同社グループは、大阪府堺市を中心とした南大阪地区を主要エリアとし、戸建分譲住宅、不動産仲介、不動産賃貸の3つの事業を展開しています。戸建分譲住宅事業では、土地の仕入から設計、施工、販売、アフターサービスまでを一貫して行う体制を構築しています。

不動産仲介事業は、子会社を通じて自社分譲物件の販売を担い、顧客への直接的な販売活動を展開しています。不動産賃材事業においては、グループ所有のオフィスビルや賃貸マンションの管理・賃貸を行っています。

KPI

当連結会計年度の売上高は3,130百万円となり、前連結会計年度と比較して4.4%の減収となりました。一方で、営業利益は41百万円と前年同期比で106.0%の増益を達成しています。

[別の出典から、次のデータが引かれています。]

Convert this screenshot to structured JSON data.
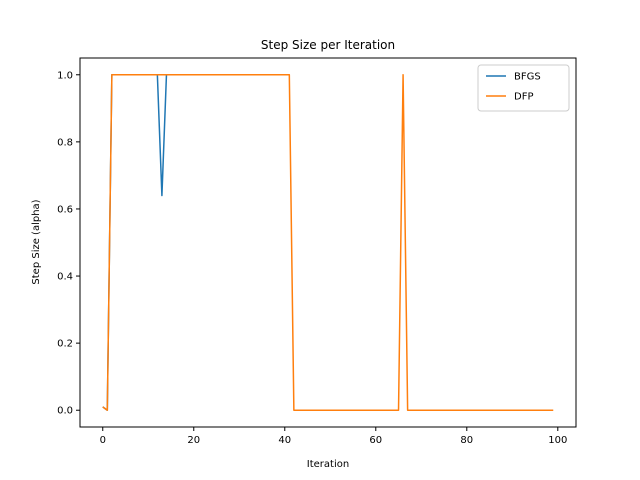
{
  "chart_data": {
    "type": "line",
    "title": "Step Size per Iteration",
    "xlabel": "Iteration",
    "ylabel": "Step Size (alpha)",
    "xlim": [
      -5,
      104
    ],
    "ylim": [
      -0.05,
      1.05
    ],
    "xticks": [
      0,
      20,
      40,
      60,
      80,
      100
    ],
    "yticks": [
      0.0,
      0.2,
      0.4,
      0.6,
      0.8,
      1.0
    ],
    "xtick_labels": [
      "0",
      "20",
      "40",
      "60",
      "80",
      "100"
    ],
    "ytick_labels": [
      "0.0",
      "0.2",
      "0.4",
      "0.6",
      "0.8",
      "1.0"
    ],
    "grid": false,
    "legend": "top-right",
    "series": [
      {
        "name": "BFGS",
        "color": "#1f77b4",
        "x": [
          0,
          1,
          2,
          3,
          4,
          5,
          6,
          7,
          8,
          9,
          10,
          11,
          12,
          13,
          14,
          15,
          16,
          17,
          18,
          19,
          20
        ],
        "y": [
          0.01,
          0.0,
          1.0,
          1.0,
          1.0,
          1.0,
          1.0,
          1.0,
          1.0,
          1.0,
          1.0,
          1.0,
          1.0,
          0.64,
          1.0,
          1.0,
          1.0,
          1.0,
          1.0,
          1.0,
          1.0
        ]
      },
      {
        "name": "DFP",
        "color": "#ff7f0e",
        "x": [
          0,
          1,
          2,
          41,
          42,
          65,
          66,
          67,
          99
        ],
        "y": [
          0.01,
          0.0,
          1.0,
          1.0,
          0.0,
          0.0,
          1.0,
          0.0,
          0.0
        ]
      }
    ]
  }
}
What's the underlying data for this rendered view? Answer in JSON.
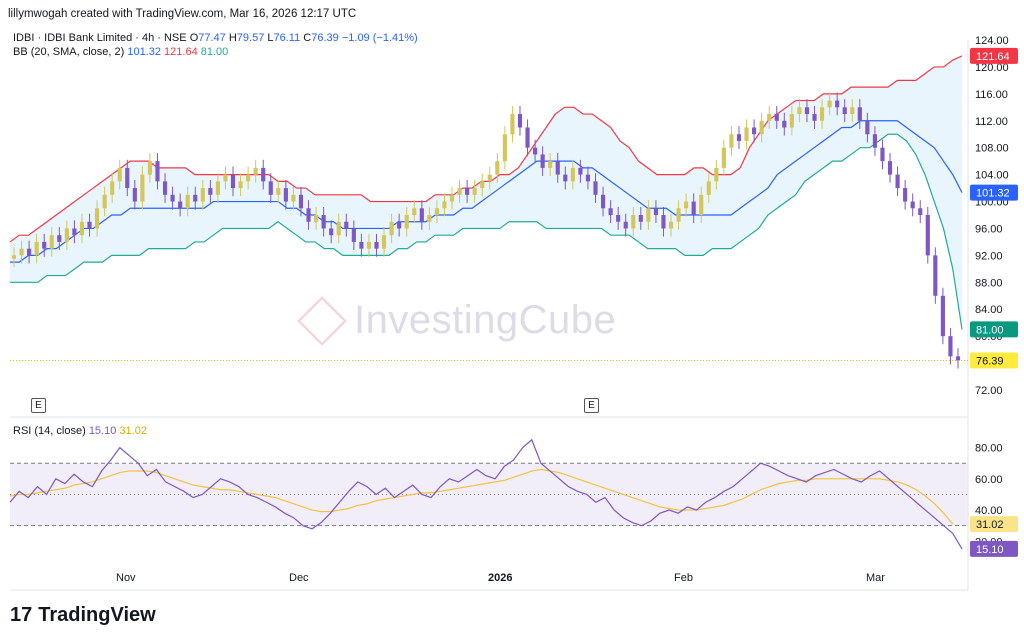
{
  "header": {
    "creator": "lillymwogah created with TradingView.com, Mar 16, 2026 12:17 UTC",
    "symbol": "IDBI · IDBI Bank Limited · 4h · NSE",
    "o_label": "O",
    "o_val": "77.47",
    "h_label": "H",
    "h_val": "79.57",
    "l_label": "L",
    "l_val": "76.11",
    "c_label": "C",
    "c_val": "76.39",
    "change": "−1.09 (−1.41%)",
    "bb_label": "BB (20, SMA, close, 2)",
    "bb_basis": "101.32",
    "bb_upper": "121.64",
    "bb_lower": "81.00",
    "rsi_label": "RSI (14, close)",
    "rsi_val": "15.10",
    "rsi_ma": "31.02"
  },
  "events": [
    "E",
    "E"
  ],
  "watermark": "InvestingCube",
  "logo": "TradingView",
  "colors": {
    "up": "#d4c65a",
    "down": "#7e57c2",
    "upper": "#f23645",
    "lower": "#22ab94",
    "basis": "#2962ff",
    "fill": "#e3f2fd",
    "rsi": "#7e57c2",
    "rsi_ma": "#f5c23e"
  },
  "chart_data": [
    {
      "type": "candlestick",
      "title": "IDBI · IDBI Bank Limited · 4h · NSE",
      "x_ticks": [
        "Nov",
        "Dec",
        "2026",
        "Feb",
        "Mar"
      ],
      "y_ticks": [
        72,
        76,
        80,
        84,
        88,
        92,
        96,
        100,
        104,
        108,
        112,
        116,
        120,
        124
      ],
      "ylim": [
        72,
        124
      ],
      "last_labels": {
        "upper": "121.64",
        "basis": "101.32",
        "lower": "81.00",
        "close": "76.39"
      },
      "close": [
        92,
        93,
        92,
        94,
        93,
        95,
        94,
        96,
        95,
        97,
        96,
        99,
        101,
        103,
        105,
        102,
        100,
        104,
        106,
        103,
        101,
        100,
        99,
        101,
        100,
        102,
        101,
        103,
        104,
        102,
        103,
        104,
        105,
        103,
        101,
        102,
        100,
        101,
        99,
        97,
        98,
        96,
        95,
        97,
        96,
        94,
        93,
        94,
        93,
        95,
        97,
        96,
        98,
        99,
        97,
        98,
        99,
        100,
        101,
        102,
        101,
        102,
        103,
        104,
        106,
        110,
        113,
        111,
        108,
        107,
        105,
        106,
        104,
        103,
        105,
        104,
        103,
        101,
        99,
        98,
        97,
        96,
        98,
        97,
        99,
        98,
        96,
        97,
        99,
        100,
        98,
        101,
        103,
        105,
        108,
        110,
        109,
        111,
        110,
        112,
        113,
        112,
        111,
        113,
        114,
        113,
        112,
        114,
        115,
        114,
        113,
        114,
        112,
        110,
        108,
        106,
        104,
        102,
        100,
        99,
        98,
        92,
        86,
        80,
        77,
        76.39
      ],
      "series": [
        {
          "name": "Upper",
          "values": [
            94,
            95,
            95,
            96,
            97,
            98,
            99,
            100,
            101,
            102,
            103,
            104,
            105,
            106,
            106,
            106,
            105,
            105,
            105,
            105,
            104,
            104,
            104,
            104,
            104,
            104,
            104,
            104,
            104,
            103,
            103,
            102,
            102,
            101,
            101,
            101,
            101,
            101,
            101,
            100,
            100,
            100,
            100,
            100,
            100,
            100,
            101,
            101,
            101,
            102,
            102,
            103,
            103,
            104,
            104,
            105,
            107,
            109,
            111,
            113,
            114,
            114,
            113,
            113,
            112,
            111,
            109,
            108,
            106,
            105,
            104,
            104,
            104,
            104,
            105,
            105,
            104,
            104,
            104,
            105,
            108,
            110,
            112,
            113,
            114,
            115,
            115,
            115,
            116,
            116,
            116,
            117,
            117,
            117,
            117,
            117,
            118,
            118,
            118,
            119,
            120,
            120,
            121,
            121.64
          ]
        },
        {
          "name": "Basis",
          "values": [
            91,
            91,
            92,
            92,
            93,
            93,
            94,
            95,
            96,
            96,
            97,
            98,
            98,
            99,
            99,
            99,
            99,
            99,
            99,
            99,
            99,
            99,
            100,
            100,
            100,
            100,
            100,
            100,
            100,
            100,
            99,
            99,
            98,
            98,
            97,
            97,
            96,
            96,
            96,
            96,
            96,
            96,
            97,
            97,
            97,
            97,
            98,
            98,
            98,
            99,
            99,
            100,
            101,
            102,
            103,
            104,
            105,
            106,
            106,
            106,
            106,
            106,
            105,
            105,
            104,
            103,
            102,
            101,
            100,
            99,
            99,
            99,
            98,
            98,
            98,
            98,
            98,
            98,
            98,
            99,
            100,
            101,
            102,
            104,
            105,
            106,
            107,
            108,
            109,
            110,
            111,
            111,
            112,
            112,
            112,
            112,
            112,
            111,
            110,
            109,
            108,
            106,
            104,
            101.32
          ]
        },
        {
          "name": "Lower",
          "values": [
            88,
            88,
            88,
            88,
            89,
            89,
            89,
            90,
            91,
            91,
            91,
            92,
            92,
            92,
            92,
            93,
            93,
            93,
            93,
            93,
            94,
            94,
            95,
            96,
            96,
            96,
            96,
            96,
            96,
            97,
            96,
            95,
            94,
            94,
            93,
            93,
            92,
            92,
            92,
            92,
            92,
            92,
            93,
            93,
            94,
            94,
            95,
            95,
            95,
            96,
            96,
            96,
            96,
            96,
            97,
            97,
            97,
            97,
            96,
            96,
            96,
            96,
            96,
            96,
            96,
            95,
            95,
            95,
            94,
            93,
            93,
            93,
            93,
            92,
            92,
            92,
            93,
            93,
            93,
            94,
            95,
            96,
            98,
            99,
            100,
            101,
            103,
            104,
            105,
            106,
            106,
            107,
            108,
            108,
            109,
            110,
            110,
            109,
            107,
            104,
            100,
            96,
            90,
            81.0
          ]
        }
      ]
    },
    {
      "type": "line",
      "title": "RSI (14, close)",
      "y_ticks": [
        20,
        40,
        60,
        80
      ],
      "ylim": [
        8,
        90
      ],
      "bands": [
        30,
        50,
        70
      ],
      "last_labels": {
        "rsi_ma": "31.02",
        "rsi": "15.10"
      },
      "series": [
        {
          "name": "RSI",
          "values": [
            45,
            52,
            48,
            55,
            50,
            60,
            57,
            63,
            58,
            55,
            65,
            72,
            80,
            75,
            70,
            62,
            66,
            58,
            55,
            52,
            48,
            50,
            55,
            60,
            58,
            55,
            50,
            48,
            45,
            42,
            38,
            35,
            30,
            28,
            32,
            38,
            45,
            52,
            58,
            55,
            50,
            54,
            48,
            52,
            56,
            50,
            48,
            55,
            60,
            58,
            62,
            66,
            62,
            60,
            68,
            72,
            80,
            85,
            70,
            65,
            60,
            55,
            52,
            50,
            45,
            48,
            40,
            35,
            32,
            30,
            33,
            38,
            40,
            38,
            42,
            40,
            45,
            48,
            52,
            55,
            60,
            65,
            70,
            68,
            65,
            62,
            60,
            58,
            62,
            64,
            66,
            63,
            60,
            58,
            62,
            65,
            60,
            55,
            50,
            45,
            40,
            35,
            30,
            25,
            15.1
          ]
        },
        {
          "name": "RSI MA",
          "values": [
            49,
            50,
            50,
            51,
            52,
            53,
            54,
            56,
            57,
            58,
            60,
            62,
            64,
            65,
            65,
            65,
            64,
            62,
            60,
            58,
            56,
            55,
            54,
            53,
            53,
            52,
            51,
            50,
            49,
            48,
            46,
            44,
            42,
            40,
            39,
            39,
            40,
            41,
            43,
            44,
            46,
            47,
            48,
            49,
            50,
            51,
            51,
            52,
            53,
            54,
            55,
            56,
            57,
            58,
            59,
            61,
            63,
            65,
            66,
            65,
            64,
            62,
            60,
            58,
            56,
            54,
            52,
            50,
            48,
            46,
            44,
            42,
            41,
            40,
            40,
            40,
            41,
            42,
            43,
            45,
            47,
            50,
            53,
            55,
            57,
            58,
            59,
            59,
            60,
            60,
            60,
            60,
            60,
            60,
            60,
            60,
            59,
            58,
            56,
            53,
            49,
            44,
            38,
            31.02
          ]
        }
      ]
    }
  ]
}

目標とする経営指標として、売上高総利益率15%以上の確保を掲げており、当連結会計年度の数値は14.1%となりました。不動産賃貸事業の売上高は26百万円、仲介事業は10百万円を記録しています。

成長ドライバー

成長戦略として、戸建分譲住宅事業における品質重視の住宅創りと、仲介・賃貸事業の強化を推進しています。特に、展示場を活用した注文住宅やリフォームの受注増強により、請負住宅事業を第2の柱として拡大させる方針です。

また、人材の確保と育成を経営基盤の強化の柱に据え、新卒および中異動の積極的な採用を進めています。さらに、調達窓口の多様化や低コストな建築工法の採用により、建築コスト高騰への対応と収益力の向上を図る方針です。

リスク

事業エリアが南大阪地区に集中しているため、当該地域の景気悪化や災害が経営成績に直接的な影響を及ぼすリスクがあります。また、土地の仕入価格の高騰や、建築資材・人件費の上昇によるコスト増大が収益を圧迫する要因となります。

さらに、小規模組織であることから、優秀な人材の確保や管理体制の構築が遅れた場合に業務に支障をきたす可能性があります。また、有利子負債への依存度があるため、金利水準の変動が財政状態に影響を及ぼす可能性も認識されています。

競合

同社が展開する南大阪地区は住宅購入者の人気が高く、近時、新規参入の同業他社が増加しており、競争が激化しています。この競争環境により、土地の仕入価格が高騰する一方で、販売価格の維持が困難になるリスクが存在します。

こうした環境下で、同社は「より良い家をより安く提供する」という理念のもと、高品質かつ低価格な住宅を強みとして差別化を図っています。競合他社との競争において、効率的な販売活動と独自の価値提供による優位性の確保が重要となります。

バリュエーション

2026年8月19日時点の株価は1,915円であり、同日の時価総額は約31.8億円となっています。同日のデータに基づくPERは126.60倍、PBRは0.77倍と算出されています。

同日の市場データにおける配当利回りは1.58%となっています。これらの数値は、同社が地域密着型の不動産事業を展開する現状を反映した評価となっています。